I wonder what the statistical odds of this happening are?

And even more bizarre, we have the number 666, and the number 66, and the number 6. So we now have 6-6s.

Rob

MALCO.New.York 05-31-2009 08:34 PM

Quote:

Originally Posted by micromind (Post 280987)
Wow!!! When it rains, it pours!

I wonder what the statistical odds of this happening are?

And even more bizarre, we have the number 666, and the number 66, and the number 6. So we now have 6-6s.

Rob

If you remove the rear cover cap, the Centrifugal Contacts are Apparent!!!!

As one has said, WD40!!! Or parts Cleaning Fluid!



http://i212.photobucket.com/albums/c...aywardPump.jpg
http://i212.photobucket.com/albums/c...aywardPump.jpg

J. V. 06-01-2009 01:16 PM

It looks like your motor removal and subsequent reassemble went smoothly. Thats amazing. I usually recommend that DIY folks replace the whole unit. Pump and motor. This way you know it was assembled at the factory and the warranty will cover the pump and the motor. I suspect you did something when assembling or disassembling the pump motor. Next time replace the whole thing. Most people are lucky to get it all back together without issues.
Your problem lies in the switch or how its connected. Make sure you did not pinch any wires when putting it back together.

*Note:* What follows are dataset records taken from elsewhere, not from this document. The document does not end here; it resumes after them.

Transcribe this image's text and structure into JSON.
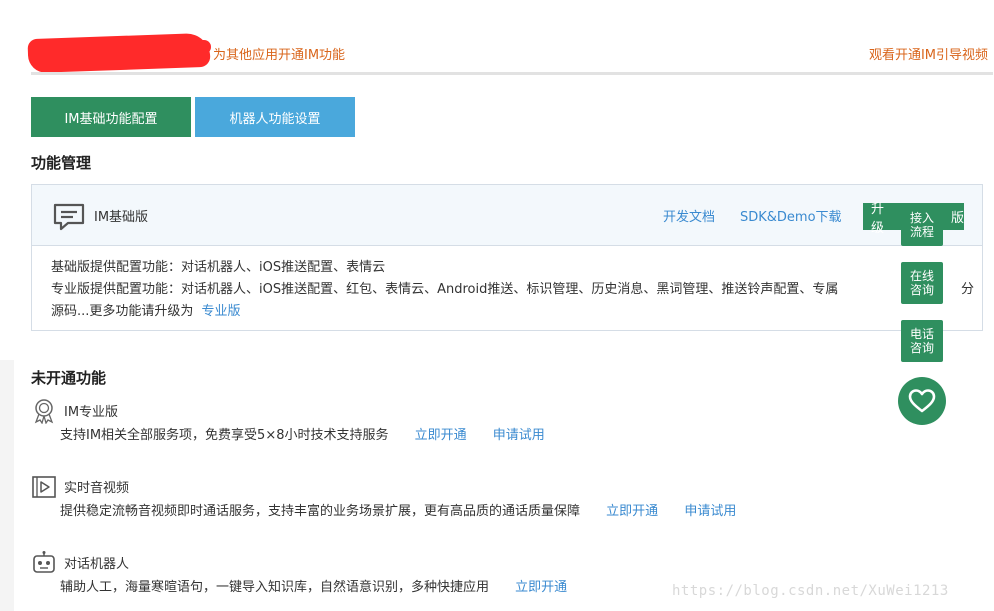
{
  "topbar": {
    "left_text": "为其他应用开通IM功能",
    "right_text": "观看开通IM引导视频"
  },
  "tabs": [
    {
      "label": "IM基础功能配置",
      "active": true
    },
    {
      "label": "机器人功能设置",
      "active": false
    }
  ],
  "section_function": {
    "title": "功能管理"
  },
  "im_card": {
    "title": "IM基础版",
    "doc_link": "开发文档",
    "sdk_link": "SDK&Demo下载",
    "upgrade_button": "升级专业版",
    "upgrade_visible": "升级",
    "upgrade_visible_tail": "版",
    "line1": "基础版提供配置功能：对话机器人、iOS推送配置、表情云",
    "line2": "专业版提供配置功能：对话机器人、iOS推送配置、红包、表情云、Android推送、标识管理、历史消息、黑词管理、推送铃声配置、专属",
    "line2_tail": "分",
    "line3_prefix": "源码...更多功能请升级为",
    "line3_link": "专业版"
  },
  "section_inactive": {
    "title": "未开通功能"
  },
  "features": [
    {
      "icon": "award-icon",
      "title": "IM专业版",
      "desc": "支持IM相关全部服务项，免费享受5×8小时技术支持服务",
      "actions": [
        "立即开通",
        "申请试用"
      ]
    },
    {
      "icon": "video-icon",
      "title": "实时音视频",
      "desc": "提供稳定流畅音视频即时通话服务，支持丰富的业务场景扩展，更有高品质的通话质量保障",
      "actions": [
        "立即开通",
        "申请试用"
      ]
    },
    {
      "icon": "robot-icon",
      "title": "对话机器人",
      "desc": "辅助人工，海量寒暄语句，一键导入知识库，自然语意识别，多种快捷应用",
      "actions": [
        "立即开通"
      ]
    }
  ],
  "float_buttons": [
    {
      "line1": "接入",
      "line2": "流程"
    },
    {
      "line1": "在线",
      "line2": "咨询"
    },
    {
      "line1": "电话",
      "line2": "咨询"
    }
  ],
  "heart_button": {
    "icon": "heart-icon"
  },
  "watermark": "https://blog.csdn.net/XuWei1213",
  "colors": {
    "green": "#2f8f5f",
    "blue": "#4aa8dc",
    "link": "#3a8ad0",
    "orange": "#d9651b"
  }
}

Yoyizit 06-01-2009 05:18 PM

Quote:

Originally Posted by gmcf2004 (Post 280857)
The motor will start, but after a few seconds, the capacitor will burn out.

I don't get how the cap burns out so fast.
Normally it would be in the circuit for a half second or so each time the motor starts, which is cumulatively many seconds over the life of the motor.
But if it stays on for several consecutive seconds it goes up in smoke? Maybe these caps should be fused. . .?

micromind 06-01-2009 07:59 PM

There are two kinds of motor capacitors. Starting and running.

Starting capacitors are designed to be in the circuit for only a few seconds. Usually, they have a rating of 1 start per minute, some more, some less. Most of them are rated for a maximum start time of 30 seconds or so.

Run capacitors are designed to be in the circuit indefinitely. These are the same capacitors that are used in HID light fixtures.

The main difference is in physical size and cost. A run capacitor of 10 ufd and 250 volts will have about the same physical dimensions as a start capacitor of 200 ufd and 250 volts. These two capacitors will cost about the same.

In a single phase motor that has proper overload protection, the overload will trip before the start capacitor is damaged. In the case of the start switch failing to break the start winding (and capacitor) circuit, the current will certainly be high, but not as high as locked rotor. The overload might not trip in time, and the capacitor will be destroyed.

Rob

Yoyizit 06-01-2009 08:34 PM

Quote:

Originally Posted by micromind (Post 281381)

A run capacitor of 10 ufd and 250 volts will have about the same physical dimensions as a start capacitor of 200 ufd and 250 volts.

Well, that's one clue. The surface area for dissipating internal heating for the start cap is not as much as for the run cap.
And if the start cap current is >>the run cap current the heating problem is worse.